One of the endearing features of Poliakoff’s films, which are brilliantly cast, is the extent to which he returns to a relatively limited range of props to support his stories. Most have a once-grand (or even bombed-out as in Close to the Enemy) hotel or country house as backdrop. As a counterpoint he uses transport cafes in dreary urban settings as meeting places. Jazz bands make frequent appearances, most notably in Dancing on the Edge. Poliakoff clearly has an affinity with archives, libraries and the beauty of their organisation (see Shooting the Past, Close to the Enemy and Friends and Crocodiles). Odd characters abound and mingle with the relatively ordinary while there is the occasional appearance of mysterious, random and ultimately irrelevant figures (see, for instance, Perfect Strangers and Dancing on the Edge). Most eccentric of all is the role of buses. Poliakoff does some of his creative thinking from the top of Transport for London double-deckers, something the author of this piece recently tried successfully for himself.

Stephen Poliakoff has been criticised for political incorrectness. This is myopic, lazy and misguided. In his stories set in modern Britain he confronts head on, and all the more effectively in a notably subtle and understated way, some of the greatest ills of our time fronted by rampant capitalism and right-wing ideology. In Shooting the Past Oswald Bates and Marilyn Truman defend a priceless photographic archive against ruthless developers. Raymond Symon in Perfect Strangers makes such a passionate speech against ageism that he collapses. Friends and Crocodiles (2006), set in the 1980s and 1990s, is a direct attack on venture capital and the asset strippers who destroyed so many workplaces and work relationships in unrealistic pursuit of wild profit and created the climate for the 2007–2008 crash. Poliakoff is a stern and effective critic of some of the mindless aspects of our current times.

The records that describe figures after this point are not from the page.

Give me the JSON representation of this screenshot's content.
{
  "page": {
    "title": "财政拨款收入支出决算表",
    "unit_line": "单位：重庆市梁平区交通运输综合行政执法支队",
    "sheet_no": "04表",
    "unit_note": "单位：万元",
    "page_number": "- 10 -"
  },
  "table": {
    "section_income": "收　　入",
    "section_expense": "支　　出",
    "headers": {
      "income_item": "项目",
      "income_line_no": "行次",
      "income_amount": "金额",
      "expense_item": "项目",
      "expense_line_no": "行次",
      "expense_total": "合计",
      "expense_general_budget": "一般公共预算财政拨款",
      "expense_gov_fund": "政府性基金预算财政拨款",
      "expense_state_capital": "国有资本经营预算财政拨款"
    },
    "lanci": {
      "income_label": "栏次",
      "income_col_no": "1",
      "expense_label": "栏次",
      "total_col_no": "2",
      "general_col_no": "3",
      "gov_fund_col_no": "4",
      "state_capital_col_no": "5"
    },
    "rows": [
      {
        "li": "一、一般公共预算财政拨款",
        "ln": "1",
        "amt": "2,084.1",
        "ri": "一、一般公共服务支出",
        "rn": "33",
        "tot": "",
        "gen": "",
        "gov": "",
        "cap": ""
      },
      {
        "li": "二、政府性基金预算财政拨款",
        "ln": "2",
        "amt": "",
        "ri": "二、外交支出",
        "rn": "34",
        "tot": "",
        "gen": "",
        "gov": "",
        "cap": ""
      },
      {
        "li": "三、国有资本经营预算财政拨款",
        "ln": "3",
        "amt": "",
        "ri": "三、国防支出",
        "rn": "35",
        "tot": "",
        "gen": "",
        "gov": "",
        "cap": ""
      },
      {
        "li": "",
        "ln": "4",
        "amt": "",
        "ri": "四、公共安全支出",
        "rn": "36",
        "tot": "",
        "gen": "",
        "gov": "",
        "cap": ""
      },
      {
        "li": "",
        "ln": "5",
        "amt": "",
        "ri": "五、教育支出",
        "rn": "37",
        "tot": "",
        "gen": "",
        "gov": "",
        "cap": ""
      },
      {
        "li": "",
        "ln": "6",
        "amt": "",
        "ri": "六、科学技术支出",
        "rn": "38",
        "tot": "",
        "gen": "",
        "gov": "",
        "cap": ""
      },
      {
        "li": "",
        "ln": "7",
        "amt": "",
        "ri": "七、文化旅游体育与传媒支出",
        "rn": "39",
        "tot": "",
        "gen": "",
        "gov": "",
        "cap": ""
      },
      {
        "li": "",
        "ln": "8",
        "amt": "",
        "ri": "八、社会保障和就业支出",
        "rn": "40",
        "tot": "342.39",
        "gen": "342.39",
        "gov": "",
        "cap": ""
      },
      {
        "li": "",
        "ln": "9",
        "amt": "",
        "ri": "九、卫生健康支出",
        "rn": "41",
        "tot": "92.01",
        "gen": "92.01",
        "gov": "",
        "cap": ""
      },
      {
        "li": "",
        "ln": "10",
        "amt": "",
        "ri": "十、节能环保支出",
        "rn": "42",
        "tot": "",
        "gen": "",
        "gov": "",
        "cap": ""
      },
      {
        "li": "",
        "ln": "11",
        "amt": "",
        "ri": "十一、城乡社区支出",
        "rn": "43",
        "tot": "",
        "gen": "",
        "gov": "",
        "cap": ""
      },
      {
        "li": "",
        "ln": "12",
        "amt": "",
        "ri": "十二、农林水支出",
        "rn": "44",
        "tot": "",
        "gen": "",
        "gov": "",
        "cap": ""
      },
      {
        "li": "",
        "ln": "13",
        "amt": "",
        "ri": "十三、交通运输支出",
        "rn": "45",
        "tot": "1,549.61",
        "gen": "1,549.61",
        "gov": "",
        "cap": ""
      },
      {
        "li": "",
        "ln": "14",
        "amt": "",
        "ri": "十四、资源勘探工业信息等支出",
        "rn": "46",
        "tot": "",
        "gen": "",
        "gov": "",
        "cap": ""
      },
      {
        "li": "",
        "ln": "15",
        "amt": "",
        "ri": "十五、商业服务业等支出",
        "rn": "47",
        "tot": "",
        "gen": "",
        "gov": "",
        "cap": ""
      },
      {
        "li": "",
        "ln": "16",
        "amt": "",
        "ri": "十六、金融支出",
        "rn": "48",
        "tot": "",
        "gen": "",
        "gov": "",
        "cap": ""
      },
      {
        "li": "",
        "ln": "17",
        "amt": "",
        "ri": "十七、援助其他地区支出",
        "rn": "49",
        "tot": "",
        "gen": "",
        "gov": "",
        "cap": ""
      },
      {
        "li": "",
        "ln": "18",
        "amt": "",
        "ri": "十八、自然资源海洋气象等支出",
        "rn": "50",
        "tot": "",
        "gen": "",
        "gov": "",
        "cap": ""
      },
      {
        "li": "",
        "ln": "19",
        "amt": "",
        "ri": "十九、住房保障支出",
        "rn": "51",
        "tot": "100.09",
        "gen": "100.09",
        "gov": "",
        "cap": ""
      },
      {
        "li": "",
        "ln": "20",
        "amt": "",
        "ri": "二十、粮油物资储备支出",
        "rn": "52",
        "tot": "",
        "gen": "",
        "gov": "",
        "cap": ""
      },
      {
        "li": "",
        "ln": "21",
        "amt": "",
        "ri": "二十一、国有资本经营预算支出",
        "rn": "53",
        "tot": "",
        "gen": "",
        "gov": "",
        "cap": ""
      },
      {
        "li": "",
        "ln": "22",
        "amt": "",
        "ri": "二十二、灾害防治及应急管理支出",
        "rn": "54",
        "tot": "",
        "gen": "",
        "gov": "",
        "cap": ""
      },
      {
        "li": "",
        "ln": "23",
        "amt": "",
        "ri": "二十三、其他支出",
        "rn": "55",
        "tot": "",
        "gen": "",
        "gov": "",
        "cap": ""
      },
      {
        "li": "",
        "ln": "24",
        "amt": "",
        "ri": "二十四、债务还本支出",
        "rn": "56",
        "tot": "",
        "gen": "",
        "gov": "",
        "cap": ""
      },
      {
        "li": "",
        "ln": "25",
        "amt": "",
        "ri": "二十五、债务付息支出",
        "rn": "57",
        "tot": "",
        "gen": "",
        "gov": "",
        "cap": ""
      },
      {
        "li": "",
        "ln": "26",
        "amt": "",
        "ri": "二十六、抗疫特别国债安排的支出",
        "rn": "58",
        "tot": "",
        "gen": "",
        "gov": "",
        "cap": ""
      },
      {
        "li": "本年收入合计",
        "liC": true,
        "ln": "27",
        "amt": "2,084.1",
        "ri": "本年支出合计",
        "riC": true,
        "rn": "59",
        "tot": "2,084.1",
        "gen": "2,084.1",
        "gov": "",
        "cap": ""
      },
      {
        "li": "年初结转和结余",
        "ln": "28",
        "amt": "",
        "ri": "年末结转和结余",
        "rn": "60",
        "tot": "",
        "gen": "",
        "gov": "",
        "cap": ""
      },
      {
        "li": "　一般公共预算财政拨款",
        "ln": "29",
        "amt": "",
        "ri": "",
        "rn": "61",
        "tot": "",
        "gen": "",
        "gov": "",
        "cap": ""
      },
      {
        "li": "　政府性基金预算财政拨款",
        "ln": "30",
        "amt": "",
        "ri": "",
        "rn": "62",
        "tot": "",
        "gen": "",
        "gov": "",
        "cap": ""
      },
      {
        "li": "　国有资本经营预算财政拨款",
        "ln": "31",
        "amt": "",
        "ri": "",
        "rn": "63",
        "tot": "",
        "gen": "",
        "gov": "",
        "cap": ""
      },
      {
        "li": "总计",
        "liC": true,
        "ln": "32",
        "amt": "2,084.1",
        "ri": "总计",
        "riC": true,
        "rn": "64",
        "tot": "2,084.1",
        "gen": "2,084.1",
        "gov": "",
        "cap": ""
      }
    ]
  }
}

Friends and Crocodiles is possibly his most significant, and certainly his most subversive, work. It focuses on the venue where most of us have spent a significant part of our lives: the workplace. The main point of the story is that relationships forged there can be among the most significant of our lives, but tragically their fate often lies in the hands of malevolent and incompetent people otherwise known as managers. One of the main characters, Paul, is a flawed and unpredictable person who proves the one-eyed visionaries wrong by putting his money on bookshops. Lizzie takes up a high-flying post with an asset-stripping company that blindly follows the path of information technology with tragic consequences. As Poliakoff points out, people nearly always get the future wrong by making simplistic judgements and believing that progress proceeds in straight lines. His film amplifies this by suggesting that managerialism (what Poliakoff terms centralisation and describes as worthy of nineteenth-century mill owners), management consultants and mission statements leave little room for the mavericks who are more often than not the source of significant social and economic progress. Everyone has to ‘buy into change’ dictated from on high regardless of its common sense or consequences. Much of this is determined by young, callow people who have no respect for wisdom or age; as Poliakoff puts it in an interview, yuppie callousness.

Friends and Crocodiles is a highly unusual drama: a workplace love (and hate) story about two very different people, as the film concludes, meant to work together. It is a hopeful message: that the free spirit (Paul) can work constructively with the hard worker of ability (Lizzie); as Paul points out, ironically, via electronic means without frequent personal contact.

It is a remarkable tale. Commentators have pointed out that Poliakoff’s work has a haunting, lingering effect. Above all it encourages in the viewer profound and enriching thought.

  • * This article in based on the following series and films written and produced by Stephen Poliakoff: Shooting the Past (1999), Perfect Strangers (2001), The Lost Prince (2003), Gideon’s Daughter (2006), Friends and Crocodiles (2006), Glorious 39 (2009), Dancing on the Edge (2013) and Close to the Enemy (2016).